I went to the community college in town pursuing an AA on my own until a program leader found me and asked me to join the program, where I eventually met the protagonist on the couch crying. I dropped out of that program when I realized it was terrible, but continued on with my classes at the college. I decided to move across country at the promptings of my long-distance boyfriend, who would become the ex-fiance. I applied to the school there that my mother picked out. I was a dutiful home-maker, while a full-time university student, taking care of an alcoholic partner and four (yes, 4) cats, who were my babies.


I may have always done my own thing, but my own thing was never off the beaten path. My big decisions, my big adventures, were typically based on other people, rather than myself. Throwing away that stable, if toxic, relationship was the hardest thing I had done up until that point. It upset nearly everyone around me, and, more than that, it forced me to break up the home I had had for two years. One cat went to my parents, one cat went to my brother, and the other two stayed with the ex (how I still miss my babies!). I moved into an apartment with three strangers, began dating a new partner, and struggled to maintain good grades in my last semester of undergrad. I did more that last semester to find a social life and contacts with my peers who shared a desire to be writers than I did the entire 4 years previously. If only I had attempted to take real control over my life earlier! Ah, hindsight.

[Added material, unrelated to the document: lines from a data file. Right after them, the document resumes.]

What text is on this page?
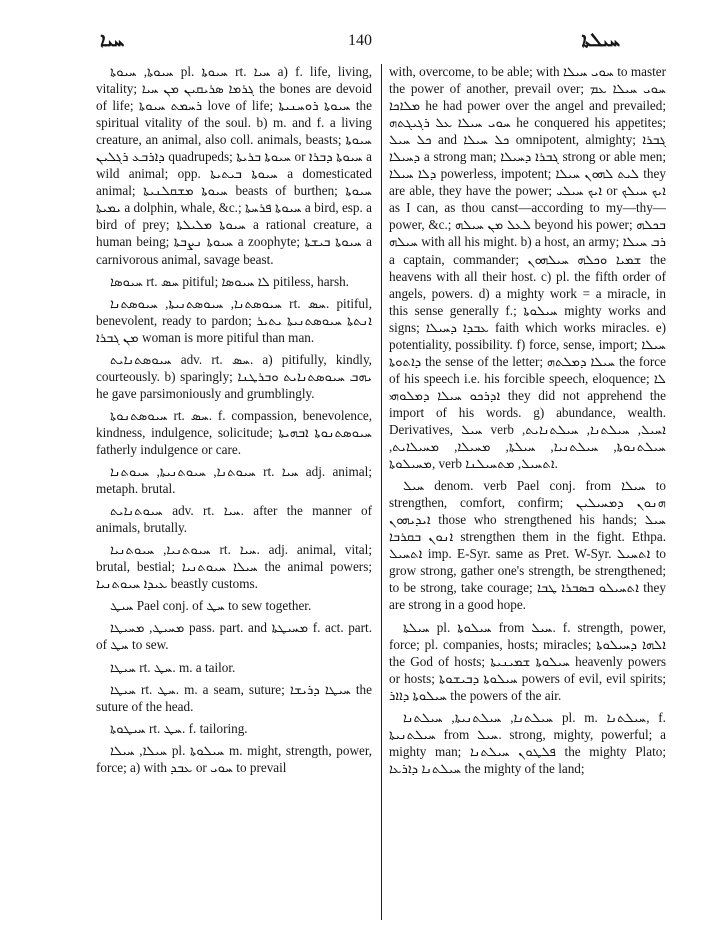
ܚܝܐ	140	ܚܝܠܬܐ

ܚܝܘܬܐ, ܚܝܘܬܐ pl. ܚܝܘܬܐ rt. ܚܝܐ a) f. life, living, vitality; ܓܪܡܐ ܣܪܝܩܝܢ ܡܢ ܚܝܐ the bones are devoid of life; ܪܚܡܬ ܚܝܘܬܐ love of life; ܚܝܘܬܐ ܪܘܚܢܝܬܐ the spiritual vitality of the soul. b) m. and f. a living creature, an animal, also coll. animals, beasts; ܚܝܘܬܐ ܕܐܪܒܥ ܪܓܠܝܢ quadrupeds; ܚܝܘܬܐ ܒܪܝܬܐ or ܚܝܘܬܐ ܕܒܪܐ a wild animal; opp. ܚܝܘܬܐ ܒܝܬܝܬܐ a domesticated animal; ܚܝܘܬܐ ܡܫܩܠܢܝܬܐ beasts of burthen; ܚܝܘܬܐ ܝܡܝܬܐ a dolphin, whale, &c.; ܚܝܘܬܐ ܦܪܚܬܐ a bird, esp. a bird of prey; ܚܝܘܬܐ ܡܠܝܠܬܐ a rational creature, a human being; ܚܝܘܬܐ ܢܨܒܬܐ a zoophyte; ܚܝܘܬܐ ܒܝܫܬܐ a carnivorous animal, savage beast.

ܚܝܘܣܐ rt. ܚܣ pitiful; ܠܐ ܚܝܘܣܐ pitiless, harsh.

ܚܝܘܣܬܢܐ, ܚܝܘܣܬܢܝܬܐ, ܚܝܘܣܬܢܐ rt. ܚܣ. pitiful, benevolent, ready to pardon; ܐܢܬܬܐ ܚܝܘܣܬܢܝܬܐ ܝܬܝܪ ܡܢ ܓܒܪܐ woman is more pitiful than man.

ܚܝܘܣܬܢܐܝܬ adv. rt. ܚܣ. a) pitifully, kindly, courteously. b) sparingly; ܝܗܒ ܚܝܘܣܬܢܐܝܬ ܘܒܪܛܢܐ he gave parsimoniously and grumblingly.

ܚܝܘܣܬܢܘܬܐ rt. ܚܣ. f. compassion, benevolence, kindness, indulgence, solicitude; ܚܝܘܣܬܢܘܬܐ ܐܒܗܝܬܐ fatherly indulgence or care.

ܚܝܘܬܢܐ, ܚܝܘܬܢܝܬܐ, ܚܝܘܬܢܐ rt. ܚܝܐ adj. animal; metaph. brutal.

ܚܝܘܬܢܐܝܬ adv. rt. ܚܝܐ. after the manner of animals, brutally.

ܚܝܘܬܢܝܐ, ܚܝܘܬܢܝܐ rt. ܚܝܐ. adj. animal, vital; brutal, bestial; ܚܝܠܐ ܚܝܘܬܢܝܐ the animal powers; ܥܝܕܐ ܚܝܘܬܢܝܐ beastly customs.

ܚܝܛ Pael conj. of ܚܛ to sew together.

ܡܚܝܛ, ܡܚܝܛܐ pass. part. and ܡܚܝܛܬܐ f. act. part. of ܚܛ to sew.

ܚܝܛܐ rt. ܚܛ. m. a tailor.

ܚܝܛܐ rt. ܚܛ. m. a seam, suture; ܚܝܛܐ ܕܪܝܫܐ the suture of the head.

ܚܝܛܘܬܐ rt. ܚܛ. f. tailoring.

ܚܝܠܐ, ܚܝܠܐ pl. ܚܝܠܘܬܐ m. might, strength, power, force; a) with ܥܒܕ or ܚܘܝ to prevail

with, overcome, to be able; with ܚܘܝ ܚܝܠܐ to master the power of another, prevail over; ܚܘܝ ܚܝܠܐ ܥܡ ܡܠܐܟܐ he had power over the angel and prevailed; ܚܘܝ ܚܝܠܐ ܥܠ ܪܓܝܓܬܗ he conquered his appetites; ܟܠ ܚܝܠ and ܟܠ ܚܝܠܐ omnipotent, almighty; ܓܒܪܐ ܕܚܝܠܐ a strong man; ܓܒܪܐ ܕܚܝܠܐ strong or able men; ܕܠܐ ܚܝܠܐ powerless, impotent; ܠܝܬ ܠܗܘܢ ܚܝܠܐ they are able, they have the power; ܐܝܟ ܚܝܠܝ or ܐܝܟ ܚܝܠܟ as I can, as thou canst—according to my—thy—power, &c.; ܠܥܠ ܡܢ ܚܝܠܗ beyond his power; ܒܟܠܗ ܚܝܠܗ with all his might. b) a host, an army; ܪܒ ܚܝܠܐ a captain, commander; ܫܡܝܐ ܘܟܠܗ ܚܝܠܗܘܢ the heavens with all their host. c) pl. the fifth order of angels, powers. d) a mighty work = a miracle, in this sense generally f.; ܚܝܠܘܬܐ mighty works and signs; ܥܒܕܐ ܕܚܝܠܐ faith which works miracles. e) potentiality, possibility. f) force, sense, import; ܚܝܠܐ ܕܐܬܘܬܐ the sense of the letter; ܚܝܠܐ ܕܡܠܬܗ the force of his speech i.e. his forcible speech, eloquence; ܠܐ ܐܕܪܟܘ ܚܝܠܐ ܕܡܠܘܗܝ they did not apprehend the import of his words. g) abundance, wealth. Derivatives, ܚܝܠ verb ܐܚܝܠ, ܚܝܠܬܢܐ, ܚܝܠܬܢܐܝܬ, ܚܝܠܬܢܘܬܐ, ܚܝܠܬܢܝܐ, ܚܝܠܬܐ, ܡܚܝܠܐ, ܡܚܝܠܐܝܬ, ܡܚܝܠܘܬܐ, verb ܐܬܚܝܠ, ܡܬܚܝܠܢܐ.

ܚܝܠ denom. verb Pael conj. from ܚܝܠܐ to strengthen, comfort, confirm; ܗܢܘܢ ܕܡܚܝܠܝܢ ܐܝܕܝܗܘܢ those who strengthened his hands; ܚܝܠ ܐܢܘܢ ܒܩܪܒܐ strengthen them in the fight. Ethpa. ܐܬܚܝܠ imp. E-Syr. same as Pret. W-Syr. ܐܬܚܝܠ to grow strong, gather one's strength, be strengthened; to be strong, take courage; ܐܬܚܝܠܘ ܒܣܒܪܐ ܛܒܐ they are strong in a good hope.

ܚܝܠܬܐ pl. ܚܝܠܘܬܐ from ܚܝܠ. f. strength, power, force; pl. companies, hosts; miracles; ܐܠܗܐ ܕܚܝܠܘܬܐ the God of hosts; ܚܝܠܘܬܐ ܫܡܝܢܝܬܐ heavenly powers or hosts; ܚܝܠܘܬܐ ܕܒܝܫܘܬܐ powers of evil, evil spirits; ܚܝܠܘܬܐ ܕܐܐܪ the powers of the air.

ܚܝܠܬܢܐ, ܚܝܠܬܢܝܬܐ, ܚܝܠܬܢܐ pl. m. ܚܝܠܬܢܐ, f. ܚܝܠܬܢܝܬܐ from ܚܝܠ. strong, mighty, powerful; a mighty man; ܦܠܛܘܢ ܚܝܠܬܢܐ the mighty Plato; ܚܝܠܬܢܐ ܕܐܪܥܐ the mighty of the land;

Despite my desires to have a greater sense of control over my own life, I maintained The Protagonist Theory and that I was not one. I was a supporting character, floating through other people’s stories. I would be, at most, a chapter in someone else’s autobiography.


This mindset has set the stage for several years of my life, an unchallenged way to excuse myself from leadership and accountability and explain why other people seem to have all the luck, good or bad. Even as I began reading self-help books and challenging my everyday thoughts and constructs, attempting to free myself from past traumas and truly shape the life I wanted to live, I maintained this Protagonist Theory.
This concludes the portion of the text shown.